Фаустина, первая певица своего времени, прославившаяся победой над столь же известной Куццони, была здесь примадонной в полном значении этого слова: на сцене, за кулисами, и еще гораздо далее. Синьора Бордони хотя носила великое имя первого композитора того времени, могла о нем позабыть, потому что на другой же день указ короля разделил супругов, отправив артиста в классическую землю Италии.
В то время когда карета, везшая Брюля и печальную весть о кончине Августа Сильного, приближалась к замку, Фаустина сидела в своей уборной, устроенной для нее около сцены, и, сбросив с себя дорогую шубу, зевая, собиралась давать приказания.
Примадонна была уже не первой молодости и, несмотря на то, что была итальянкой, которые так скоро отцветают, как скоро и расцветают, она умела сохранить всю силу своего голоса, изящность всей фигуры и красоту лица Юноны, каким наградила ее природа.
Это не было деликатное создание, не эфирное явление, которое, как призрак, рассеивается в тумане и сиянии, но сильная величественная фигура, как бы изваянная из цельного куска мрамора сильным резцом Микельанджело. Безупречная красота соответствовала ее голосу; все как нельзя более гармонировало и подходило к ней, к ее характеру. Голова богини, одним движением брови потрясающей Олимпом, бюст нимфы, рука вакханки, осанка амазонки, нога княжны, волосы черные и густые, как грива арабского коня… В выражении лица, несмотря на его классическую красоту, было более силы и суровости, чем привлекательной женственности. Черные брови, слишком резко очерченные, часто сдвигались, изящные ноздри раздувались гневом, и из-за розовых губок грозно блистали зубки. В ней сразу была видна женщина, привыкшая властвовать и повелевать, которая не страшилась взора короля и метала громы даже на коронованные головы.
Уборная представляла роскошный и уютный уголок: она была вся обита белой с золотом материей, мебель же голубым атласом, а туалет, занавешенный кружевным покрывалом, сиял фарфором и серебром. Шкафы с нарядами были резные, а с потолка свешивалась, словно фарфоровый паук, корзинка с цветами.
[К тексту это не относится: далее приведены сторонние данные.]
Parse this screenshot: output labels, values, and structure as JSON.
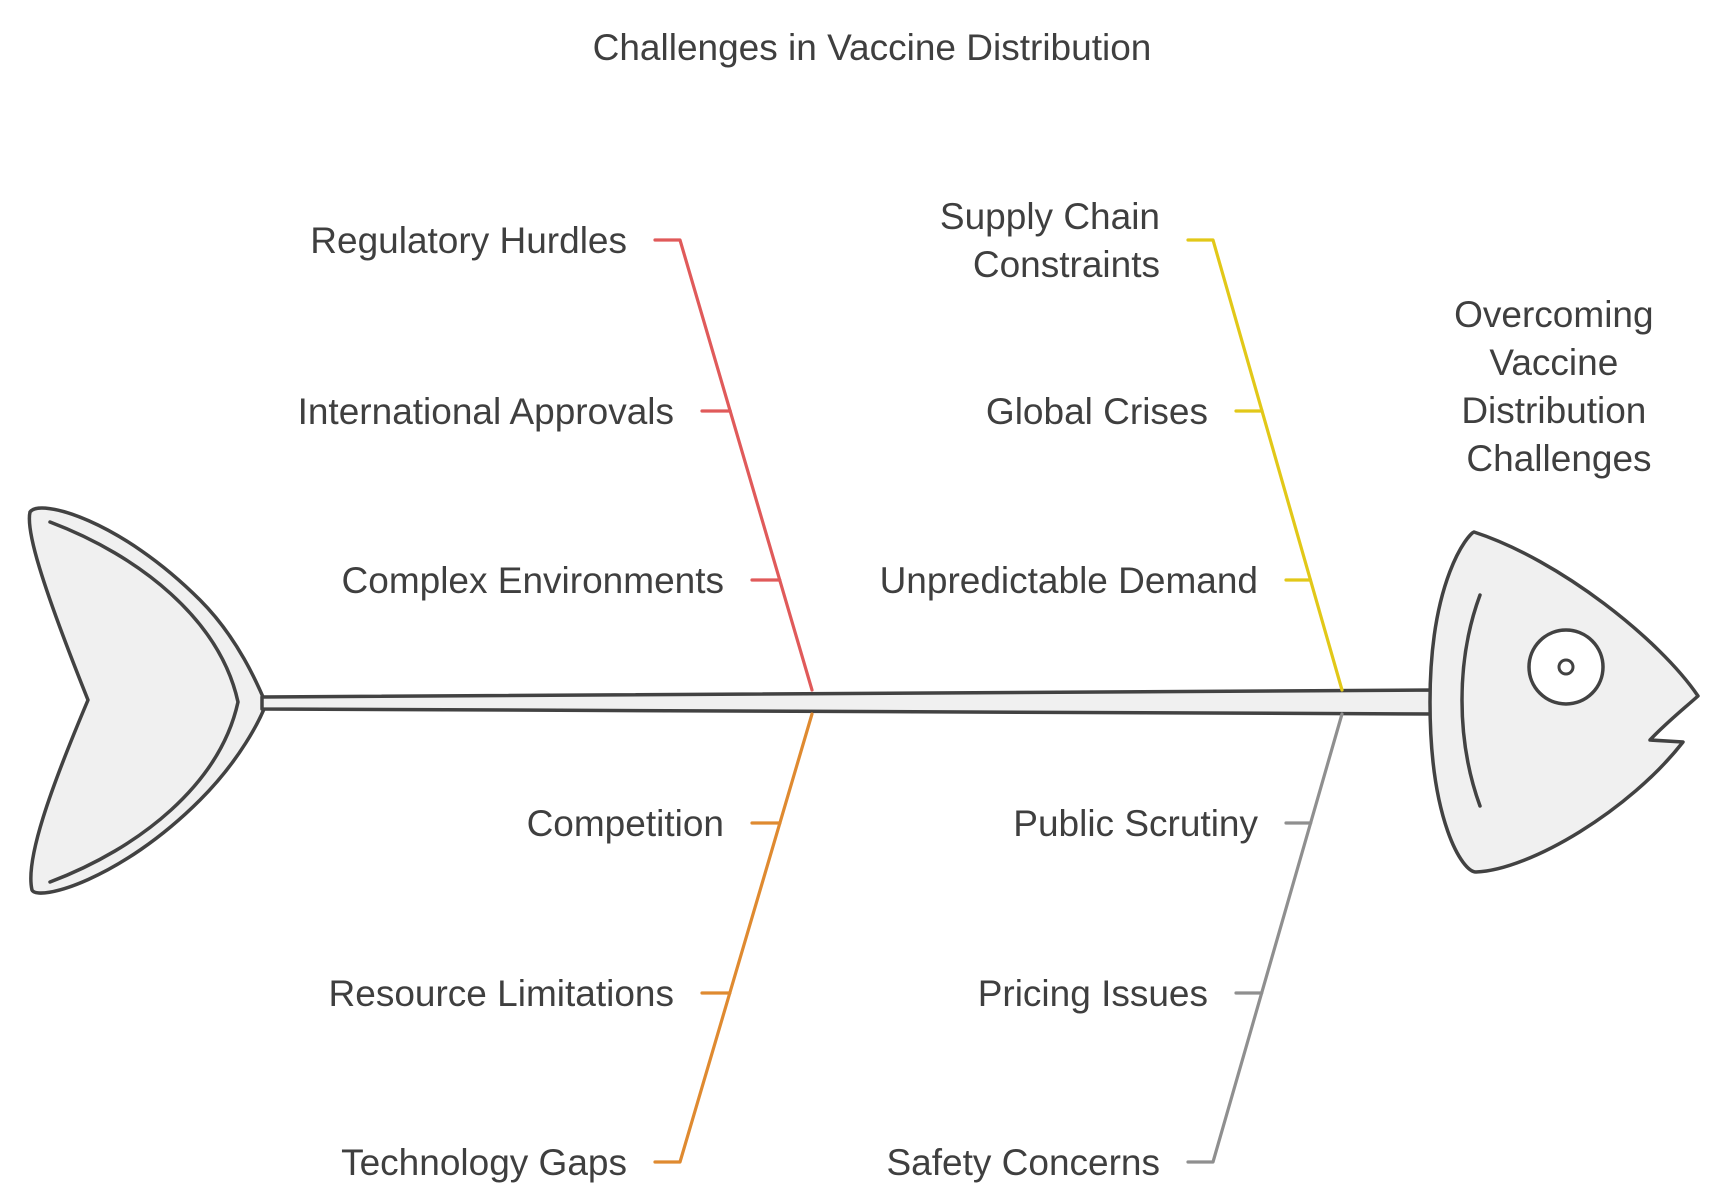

Две служанки стояли у дверей, ожидая приказаний. По чертам лиц в них легко можно было узнать итальянок, которые даже не сбросили своего живописного головного убора, прикрепленного серебряными шпильками. Фаустина взглянула на часы, стоящие в углу… бросилась на диван и, не то сидя, не то лежа, играла кистями своего домашнего платья, в котором велела перенести себя в театр.
Служанки стояли молча.
В это время кто-то постучал в двери.
Фаустина даже не пошевелилась, взглянула только и встретила улыбкой показавшееся в дверях лицо красивого молодого мужчины.
Это был сопрано Анджело Монтичелли, который пришел поклониться королеве. В нем тоже с первого же взгляда можно было узнать итальянца; но насколько Фаустина олицетворяла собою энергию и резвость итальянцев, на столько же много было в нем женственной красоты. Молодой, удивительно красивый, с длинными черными, падающими на плечи кудрями, он, казалось, был предназначен для роли влюбленных, для роли богов и любовников. Никакой Аполлон древних, с увлечением играющий на лире, не мог сравняться с ним в красоте. Ему недоставало только надменности и смелости божества; он был уж чересчур покорен и самоунижен.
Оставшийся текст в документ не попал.